У каждого века своя романтика. Было время, когда на пристанях Испании и Португалии толпы народа встречали потрепанные в бурях каравеллы с изодранными парусами, казалось сохранившими на суровом своем полотне отблеск солнца далеких, еще неведомых стран. Европу будоражили вести о новых открытиях — то было время, когда мир раздвигался, как занавес на подмостках, заманчивые силуэты новых континентов вставали за горизонтом, и люди не жалели жизни, чтобы проникнуть в их тайны, изведать опасности нехоженых троп, вдохнуть полной грудью пленительный ветер дальних странствий. Но чаще всего их манило золото... Историки воспевали их доблесть и мужество. Но нет достойной борьбы и полного мужества, пока не поднят над ними чистый флаг бескорыстия. У каждого века своя романтика...

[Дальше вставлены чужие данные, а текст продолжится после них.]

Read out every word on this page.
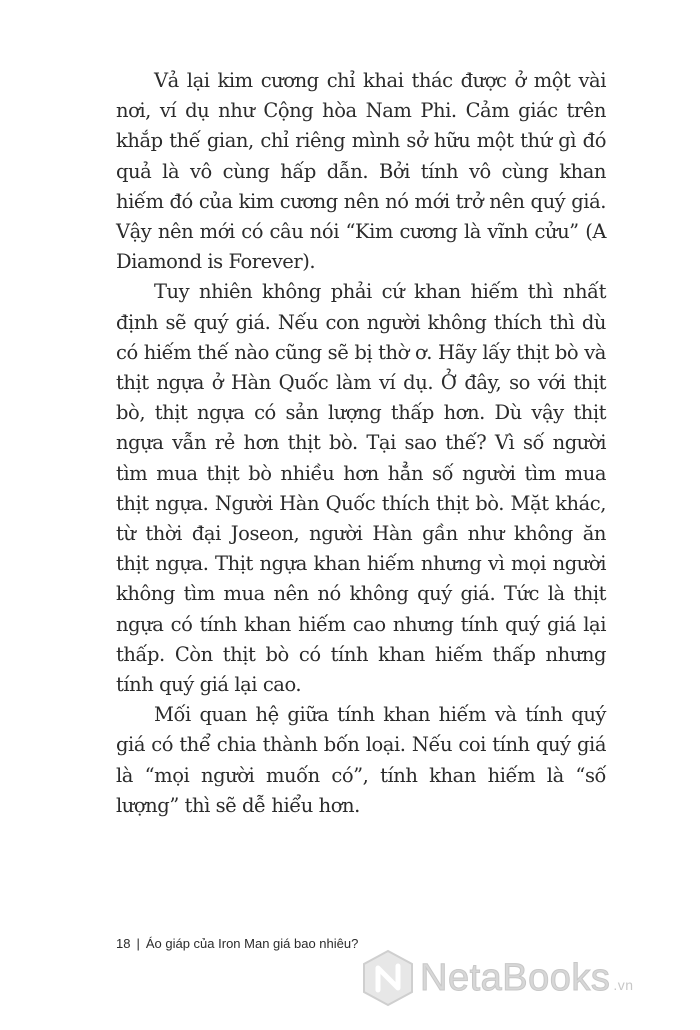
Vả lại kim cương chỉ khai thác được ở một vài nơi, ví dụ như Cộng hòa Nam Phi. Cảm giác trên khắp thế gian, chỉ riêng mình sở hữu một thứ gì đó quả là vô cùng hấp dẫn. Bởi tính vô cùng khan hiếm đó của kim cương nên nó mới trở nên quý giá. Vậy nên mới có câu nói “Kim cương là vĩnh cửu” (A Diamond is Forever).

Tuy nhiên không phải cứ khan hiếm thì nhất định sẽ quý giá. Nếu con người không thích thì dù có hiếm thế nào cũng sẽ bị thờ ơ. Hãy lấy thịt bò và thịt ngựa ở Hàn Quốc làm ví dụ. Ở đây, so với thịt bò, thịt ngựa có sản lượng thấp hơn. Dù vậy thịt ngựa vẫn rẻ hơn thịt bò. Tại sao thế? Vì số người tìm mua thịt bò nhiều hơn hẳn số người tìm mua thịt ngựa. Người Hàn Quốc thích thịt bò. Mặt khác, từ thời đại Joseon, người Hàn gần như không ăn thịt ngựa. Thịt ngựa khan hiếm nhưng vì mọi người không tìm mua nên nó không quý giá. Tức là thịt ngựa có tính khan hiếm cao nhưng tính quý giá lại thấp. Còn thịt bò có tính khan hiếm thấp nhưng tính quý giá lại cao.

Mối quan hệ giữa tính khan hiếm và tính quý giá có thể chia thành bốn loại. Nếu coi tính quý giá là “mọi người muốn có”, tính khan hiếm là “số lượng” thì sẽ dễ hiểu hơn.

18 | Áo giáp của Iron Man giá bao nhiêu?
NetaBooks .vn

Неверно думать, что теперь, в наше время, земля уже сплошь исхожена. В зарослях южноамериканской сельвы, во влажных зеленых колодцах африканских лесов Итури, в джунглях Мадагаскара и Австралии, у горных вершин Памира и Гималаев, среди песков пустыни Гоби, быть может, еще таятся даже неведомые нам существа, сохранившиеся с доисторических времен, родичи тех, чьи реконструкции создают палеонтологи; в темных глубинах океана нас ждет огромный, больше земного, таинственный и странный мир, а над нами, полный загадок, простерся космос, которому нет предела... И нет предела дорогам нашей страны. Когда видишь ее, такую разную, то в благодатной весенней пахоте, то в резких изломах обрывистых берегов океана, то в самоцветном разнотравье короткого полярного лета, вдруг особенно остро чувствуешь все ее великое притяжение.
В этом чувстве своей земли — закон живого мира. Инстинкт ведет лосося через океаны, чтобы продолжить свой род в протоке, где лосось родился. Верный компас направляет птиц во время перелетов. Но еще сильней осмысленное человеческое чувство. Для летчика — близость аэродрома, ощущение берега для моряка, для каждого — дым своего очага, о котором мы думаем: это дом, мир, родное, своя страна. Улетая от земли, мы берем ее с собой, как те, что проходят в необычайном полете высоко над нами в своих скафандрах и шлемах с короткой надписью «СССР».
Земля предстает совсем иной, когда видишь ее сверху.
Мне понадобилось всего три дня, чтобы пролететь от Москвы до Северного полюса, и даже в наше время больших скоростей не сразу можешь опомниться от ощущения этой внезапности. Я увидел бухту Тикси внизу в дымном розовом освещении солнца, в тех удивительно мягких тонах, похожих на размытую акварель, какие бывают только в Арктике. Я увидел большой порт с черными туловищами грузовых кораблей и ледоколов, дома и улицы поселка, который называют теперь «арктическим Парижем» или «городом всех экспедиций». Отсюда пролегла дорога к полюсу. На аэродроме стояли десятки самолетов с грузами. В гостинице трудно было найти место — в коридорах толпились люди в кожаных куртках и толстых шерстяных фуфайках: летчики, гидрологи, радисты. Сбылась мечта первых путешественников: дороги жизни прорезали мир холодного оцепенения.